Since you already do BGP just solve it with that.

For ISP A, accept the same routes you prefer ISP B for but use AS path prepending and local preference to make them less preferred than the ISP B path.

For ISP B, accept only the routes you want and prefer that link for those routes with normal BGP methods (AS path prepending and local preference).

No policy routing “magic” required.

Yes, but here’s the point. I’m getting default routes only from both ISPs.

The first and most practical is to receive more routes from each. Usually an upstream provider can send you a default, a default plus their routes, full table or any combination.

Trying to do tricks with connection tracking shouldn’t be necessary and definitely isn’t the first solution you should be looking at while entirely possible.
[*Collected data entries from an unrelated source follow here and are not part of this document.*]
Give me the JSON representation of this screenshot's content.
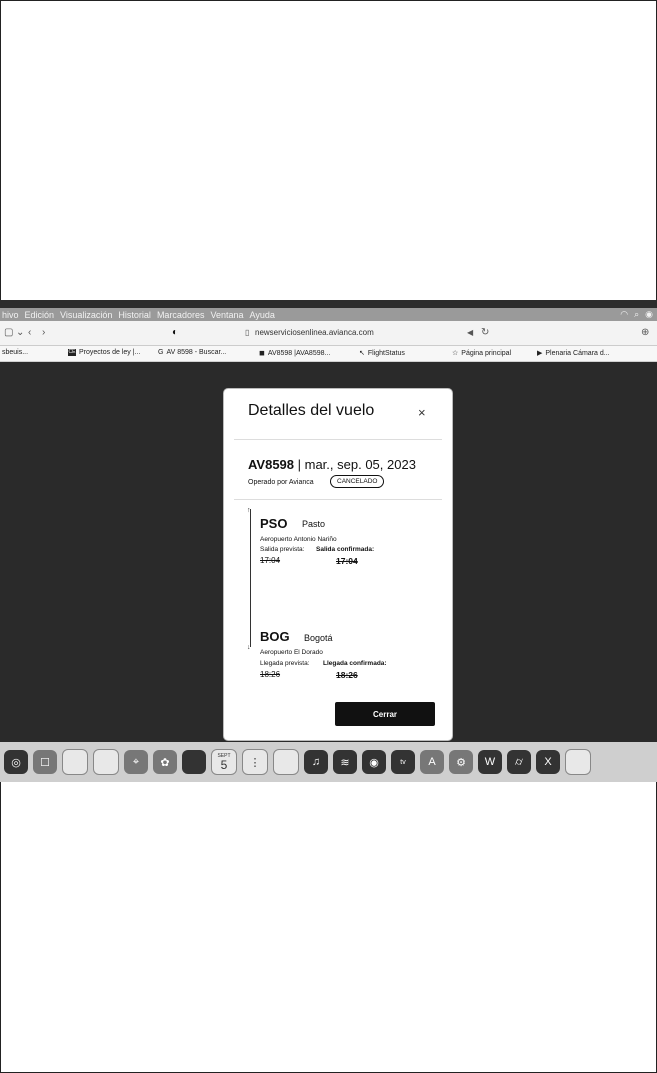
{
  "menubar": {
    "items": [
      "hivo",
      "Edición",
      "Visualización",
      "Historial",
      "Marcadores",
      "Ventana",
      "Ayuda"
    ]
  },
  "browser": {
    "url": "newserviciosenlinea.avianca.com",
    "bookmarks": [
      {
        "label": "sbeuis...",
        "icon": ""
      },
      {
        "label": "Proyectos de ley |...",
        "icon": "CE"
      },
      {
        "label": "AV 8598 - Buscar...",
        "icon": "G"
      },
      {
        "label": "AV8598 |AVA8598...",
        "icon": "◼"
      },
      {
        "label": "FlightStatus",
        "icon": "↖"
      },
      {
        "label": "Página principal",
        "icon": "☆"
      },
      {
        "label": "Plenaria Cámara d...",
        "icon": "▶"
      }
    ]
  },
  "modal": {
    "title": "Detalles del vuelo",
    "close_glyph": "×",
    "flight_code": "AV8598",
    "flight_sep": " | ",
    "flight_date": "mar., sep. 05, 2023",
    "operated_by": "Operado por Avianca",
    "status": "CANCELADO",
    "departure": {
      "code": "PSO",
      "city": "Pasto",
      "airport": "Aeropuerto Antonio Nariño",
      "scheduled_label": "Salida prevista:",
      "confirmed_label": "Salida confirmada:",
      "scheduled_time": "17:04",
      "confirmed_time": "17:04"
    },
    "arrival": {
      "code": "BOG",
      "city": "Bogotá",
      "airport": "Aeropuerto El Dorado",
      "scheduled_label": "Llegada prevista:",
      "confirmed_label": "Llegada confirmada:",
      "scheduled_time": "18:26",
      "confirmed_time": "18:26"
    },
    "close_button": "Cerrar"
  },
  "dock": {
    "calendar_day": "5",
    "calendar_month": "SEPT"
  }
}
A last note, the Internet was designed to not care about traffic symmetry so under normal circumstances nothing bad will happen from sending the return traffic out one of the two paths. It may not be ideal for your situation of trying to make better use of an otherwise ideal connection.

Connection tracking is a way higher cost (CPU / RAM) fix than to just use routing.